With Brian McDermott holding the reins, the first obvious change was reverting to 4-4-2. Whilst Brendan Rodgers had used the formation on occasions, he still seemed determined to deploy a 4-3-3 system as often as possible. Playing three in midfield, two wingers and a lone striker can be a very effective system, as witnessed at Chelsea and Aston Villa in recent seasons. In English football, however, the system has not been overly common in recent decades and most young players come through the ranks at their clubs playing with four in midfield and two up top. Asking the best players to have immediate success in a new system is one thing. To ask Championship players to adapt instantaneously represents something of a gamble.

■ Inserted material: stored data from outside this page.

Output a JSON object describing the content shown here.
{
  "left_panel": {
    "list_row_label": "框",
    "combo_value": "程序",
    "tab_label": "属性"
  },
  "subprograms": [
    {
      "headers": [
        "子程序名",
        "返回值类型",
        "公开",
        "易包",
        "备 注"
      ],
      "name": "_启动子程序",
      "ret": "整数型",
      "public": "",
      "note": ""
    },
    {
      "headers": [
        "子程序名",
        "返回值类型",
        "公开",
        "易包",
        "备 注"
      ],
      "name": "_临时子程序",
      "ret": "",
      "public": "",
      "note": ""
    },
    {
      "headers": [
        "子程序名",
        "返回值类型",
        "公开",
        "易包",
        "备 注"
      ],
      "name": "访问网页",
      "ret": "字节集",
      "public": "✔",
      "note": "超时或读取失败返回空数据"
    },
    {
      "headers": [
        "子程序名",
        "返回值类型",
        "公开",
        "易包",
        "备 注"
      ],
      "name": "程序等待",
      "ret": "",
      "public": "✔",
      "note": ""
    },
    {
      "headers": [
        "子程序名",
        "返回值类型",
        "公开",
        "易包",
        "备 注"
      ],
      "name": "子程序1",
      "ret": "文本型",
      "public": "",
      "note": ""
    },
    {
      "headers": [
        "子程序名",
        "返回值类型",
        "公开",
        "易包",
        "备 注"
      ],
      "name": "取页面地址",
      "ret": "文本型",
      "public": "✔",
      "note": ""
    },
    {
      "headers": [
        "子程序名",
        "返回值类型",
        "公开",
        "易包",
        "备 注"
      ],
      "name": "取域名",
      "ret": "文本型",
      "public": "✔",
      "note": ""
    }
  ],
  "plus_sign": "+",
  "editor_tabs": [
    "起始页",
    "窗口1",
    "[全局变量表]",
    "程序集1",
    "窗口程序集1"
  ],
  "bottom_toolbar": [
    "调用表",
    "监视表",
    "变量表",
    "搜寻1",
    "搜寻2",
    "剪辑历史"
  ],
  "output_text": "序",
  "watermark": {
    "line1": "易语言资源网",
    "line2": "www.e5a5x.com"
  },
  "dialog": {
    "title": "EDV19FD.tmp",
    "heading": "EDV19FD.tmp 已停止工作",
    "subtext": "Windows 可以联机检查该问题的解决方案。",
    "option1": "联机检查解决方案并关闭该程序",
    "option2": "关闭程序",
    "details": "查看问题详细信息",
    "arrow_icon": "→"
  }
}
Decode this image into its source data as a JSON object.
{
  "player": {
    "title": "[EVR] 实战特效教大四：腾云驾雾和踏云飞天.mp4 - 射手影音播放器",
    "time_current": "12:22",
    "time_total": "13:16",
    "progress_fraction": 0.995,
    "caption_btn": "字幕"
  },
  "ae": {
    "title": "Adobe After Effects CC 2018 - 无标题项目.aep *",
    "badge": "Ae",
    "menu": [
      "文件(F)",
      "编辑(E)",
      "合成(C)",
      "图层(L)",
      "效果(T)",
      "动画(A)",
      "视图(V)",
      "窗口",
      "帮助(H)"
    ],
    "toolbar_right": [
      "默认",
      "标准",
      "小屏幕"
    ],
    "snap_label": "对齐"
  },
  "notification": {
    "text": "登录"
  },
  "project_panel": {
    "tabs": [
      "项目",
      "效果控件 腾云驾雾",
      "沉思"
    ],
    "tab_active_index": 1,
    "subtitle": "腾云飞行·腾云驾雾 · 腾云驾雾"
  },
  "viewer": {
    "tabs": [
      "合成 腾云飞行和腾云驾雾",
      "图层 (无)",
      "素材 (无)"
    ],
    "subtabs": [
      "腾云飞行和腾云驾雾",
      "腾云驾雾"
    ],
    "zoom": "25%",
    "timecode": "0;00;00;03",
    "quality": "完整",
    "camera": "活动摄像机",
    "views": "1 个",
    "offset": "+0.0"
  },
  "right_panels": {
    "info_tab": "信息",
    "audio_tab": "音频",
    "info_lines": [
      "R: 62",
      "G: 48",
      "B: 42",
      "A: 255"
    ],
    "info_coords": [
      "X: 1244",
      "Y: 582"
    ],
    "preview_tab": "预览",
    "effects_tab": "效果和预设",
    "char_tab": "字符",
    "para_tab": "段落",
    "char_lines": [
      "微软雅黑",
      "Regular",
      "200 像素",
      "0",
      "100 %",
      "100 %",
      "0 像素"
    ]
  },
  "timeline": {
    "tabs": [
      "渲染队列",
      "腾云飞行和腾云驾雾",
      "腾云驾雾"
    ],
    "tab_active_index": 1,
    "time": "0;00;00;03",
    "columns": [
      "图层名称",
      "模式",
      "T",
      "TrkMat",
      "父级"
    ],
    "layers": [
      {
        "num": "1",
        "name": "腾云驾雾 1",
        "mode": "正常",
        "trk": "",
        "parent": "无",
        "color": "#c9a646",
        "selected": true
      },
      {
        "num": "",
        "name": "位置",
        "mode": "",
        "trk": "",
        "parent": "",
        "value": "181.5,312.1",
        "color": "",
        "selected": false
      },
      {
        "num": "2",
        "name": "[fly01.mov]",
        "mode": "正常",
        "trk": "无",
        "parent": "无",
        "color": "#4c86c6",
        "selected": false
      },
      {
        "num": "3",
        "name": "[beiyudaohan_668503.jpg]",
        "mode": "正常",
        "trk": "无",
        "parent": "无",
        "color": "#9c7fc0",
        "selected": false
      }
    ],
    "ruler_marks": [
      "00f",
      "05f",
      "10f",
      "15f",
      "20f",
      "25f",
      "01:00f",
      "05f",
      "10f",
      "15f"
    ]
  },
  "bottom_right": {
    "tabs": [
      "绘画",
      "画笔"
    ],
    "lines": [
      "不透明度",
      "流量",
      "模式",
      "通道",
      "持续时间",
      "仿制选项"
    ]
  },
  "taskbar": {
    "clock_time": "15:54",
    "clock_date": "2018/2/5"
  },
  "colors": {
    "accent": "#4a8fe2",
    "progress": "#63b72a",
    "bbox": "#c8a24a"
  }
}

Often clubs use the same system across all their teams. From the first XI down to the young age groups in the academies, clubs like Ajax, Barcelona and Manchester United have pioneered the belief in getting young players ready for first-team football by familiarising them with how the first team fashions itself. This encourages seamless transition as players are promoted from one team to the next. With Steve Coppell having enjoyed a long reign at the Madejski Stadium, the plethora of young players that have made the step up to the senior side this season have come through playing in Coppell’s preferred 4-4-2. It has been a massive demand to ask all the youngsters to not only step up a level but to do it in an unfamiliar formation. Adding to the quandary, the majority of senior players at the club playing alongside them have been recent signings yet to find their feet at the club.
The major task for McDermott is to stabilise the side and make sure things do not go further downhill. The best way he can achieve this is to go back to basics and keep the players in their comfort zones until confidence is restored. The 4-3-3 experiment was showing signs of potential in recent weeks, largely down to the emphasis on Jobi McAnuff in the system – a player who is on top form. Nonetheless, 4-4-2 remains the most familiar for the majority of players and McDermott is shrewd enough to recognise this as the best base to build from as the club enters another period of transition.
Earlier in the season, the Royals were struggling to get shots on goal because the midfielders were not making the necessary forward runs. The lack of a second striker meant it was imperative that at least one of the central trio got forward, if not two, but this was not happening. The wingers also needed to get accustomed to playing narrower, more in the old inside-forward channels than hugging the touchlines. The team have showed a steady improvement since McAnuff established himself in the starting XI but it was not so smooth for the likes of Simon Church and Hal Robson-Kanu. The defence have been playing as a flat back-four all season but the defensive record has been poor with very few clean sheets – the lack of wide midfielders directly in front of the full-backs has aided this quandary.
The Christmas period brings two quick games and a good result against Swansea on Boxing Day will be important if the Royals are to take positive momentum into the match with Plymouth 48 hours later. With the comfort blanket of 4-4-2 in place, McDermott can focus his attention elsewhere as he bids to improve on Rodgers’ results. Rodgers was right to offer his faith to the talented young players coming through from the Academy, particularly with the club having to cut their cloth accordingly, to borrow John Madejski’s favourite quote. Where he fell down was placing too much pressure on the players to adapt to first team football whilst not playing their natural game. The 4-3-3 system may still play a big part in the future, but right now 4-4-2 offers the best way forward for the new faces to gel and for the team to progress up the table. When results pick up and confidence is flowing, then is the time to be more inventive and revolutionary with tactics. Sometimes you have to walk before you can run.